Il commence son premier carnet de comptes le 19 mars et le termine le 11 octobre 1928, 19 ans plus tard à 36 ans. Symboliquement, en notant toutes ses dépenses, il entre dans l’âge adulte, puisque, quel que soit le pays, être adulte est le fait de subvenir à ses propres besoins et d’être autonome financièrement.


Ce premier carnet est  brun, de la marque STU, avec une feuille de chêne imprimée sur le coté droit dans le coin en haut, la reliure est renforcée par un bandeau collant noir devenu bronze avec le temps. Il mesure 9,5 cm x 15 cm et est donc d’un usage facile. Les feuilles à petits carreaux permettent de tracer un alignement, elles ont jauni  et sont piquées de tâches brunes mais l’écriture serrée est lisible, l’encre n’a guère pâli.


Il procède à une mise en ordre de sa vie en quatre colonnes: 

la date: le jour et le mois

l’objet de la dépense et les quantités

la colonne : utile et  coût

la colonne : superflu et coût

au bas de la page la somme totale de chaque colonne et son report en haut de la page suivante


Il note absolument toutes ses dépenses, probablement chaque soir afin de ne rien oublier. Souvent ces écrits ne sont pas conservés ou sont illisibles. Les comptes d’Emile ne comportent aucune rature, ils sont extrêmement  bien tenus comme la bonne gestion de la maisonnée. 

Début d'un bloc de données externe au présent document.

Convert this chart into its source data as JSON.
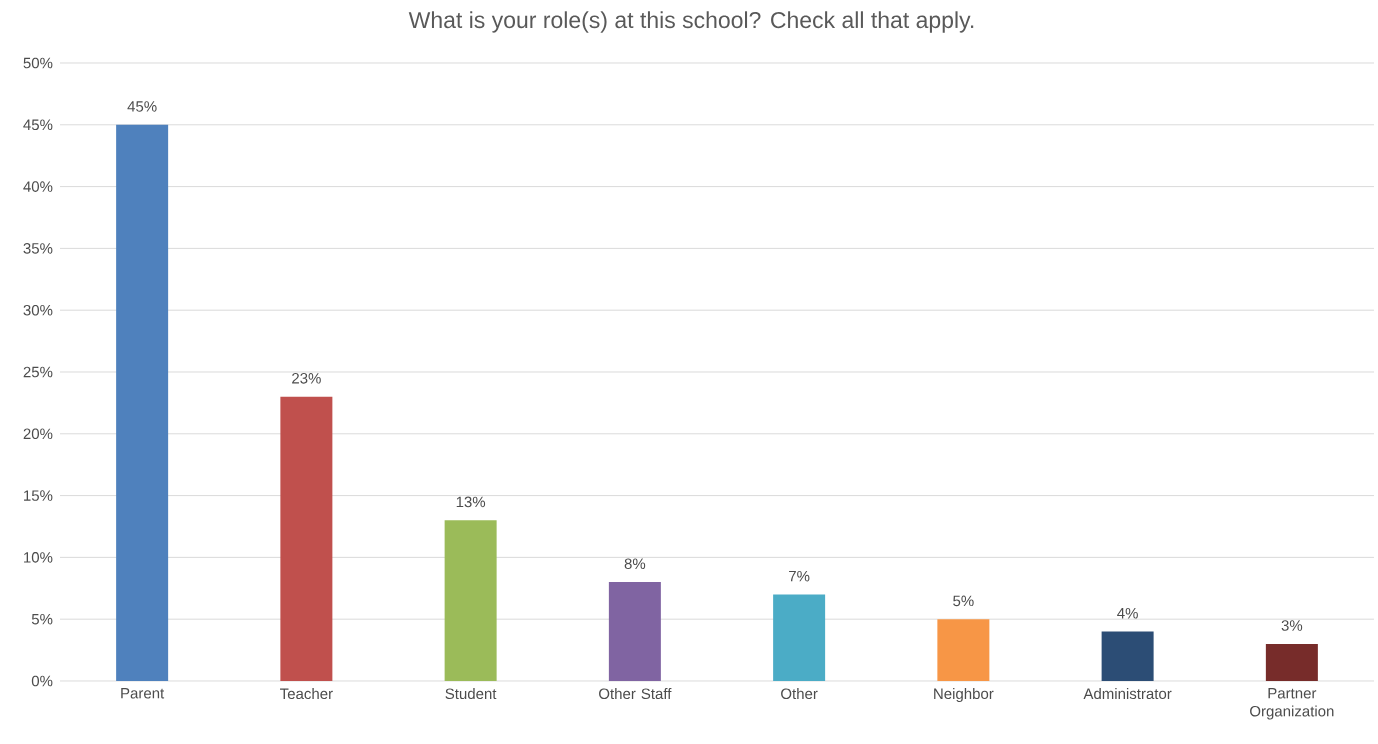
{
  "chart_data": {
    "type": "bar",
    "title": "What is your role(s) at this school? Check all that apply.",
    "categories": [
      "Parent",
      "Teacher",
      "Student",
      "Other Staff",
      "Other",
      "Neighbor",
      "Administrator",
      "Partner Organization"
    ],
    "values": [
      45,
      23,
      13,
      8,
      7,
      5,
      4,
      3
    ],
    "colors": [
      "#4f81bd",
      "#c0504d",
      "#9bbb59",
      "#8064a2",
      "#4bacc6",
      "#f79646",
      "#2c4d75",
      "#772c2a"
    ],
    "value_labels": [
      "45%",
      "23%",
      "13%",
      "8%",
      "7%",
      "5%",
      "4%",
      "3%"
    ],
    "ylim": [
      0,
      50
    ],
    "yticks": [
      {
        "value": 0,
        "label": "0%"
      },
      {
        "value": 5,
        "label": "5%"
      },
      {
        "value": 10,
        "label": "10%"
      },
      {
        "value": 15,
        "label": "15%"
      },
      {
        "value": 20,
        "label": "20%"
      },
      {
        "value": 25,
        "label": "25%"
      },
      {
        "value": 30,
        "label": "30%"
      },
      {
        "value": 35,
        "label": "35%"
      },
      {
        "value": 40,
        "label": "40%"
      },
      {
        "value": 45,
        "label": "45%"
      },
      {
        "value": 50,
        "label": "50%"
      }
    ],
    "grid": "y"
  }
}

Le deuxième carnet d’un format plus grand  (17 cmx10,5 cm) est tenu pendant 42 ans, il commence en octobre 1928 et se termine en 1970,  il a 78 ans. Le superflu disparaît ou se confond avec l’utile « majoritaire » .


La vie de mon grand-père se résume à 61 ans de comptes précis, uniquement des dépenses! Les lignes de comptes suivent les lignes biographiques. Les carnets enregistrent les moindres faits et gestes de faible intensité, ils construisent l’état d’un individu et d’un foyer. 

De rares fois, Emile a noté des évènements majeurs de son existence par exemple  « la fuite de Thorigny » ou le bilan, en quelques mots, de ses années de guerre. 


Tout ayant un coût, cette vie se lit en filigrane dans les comptes. 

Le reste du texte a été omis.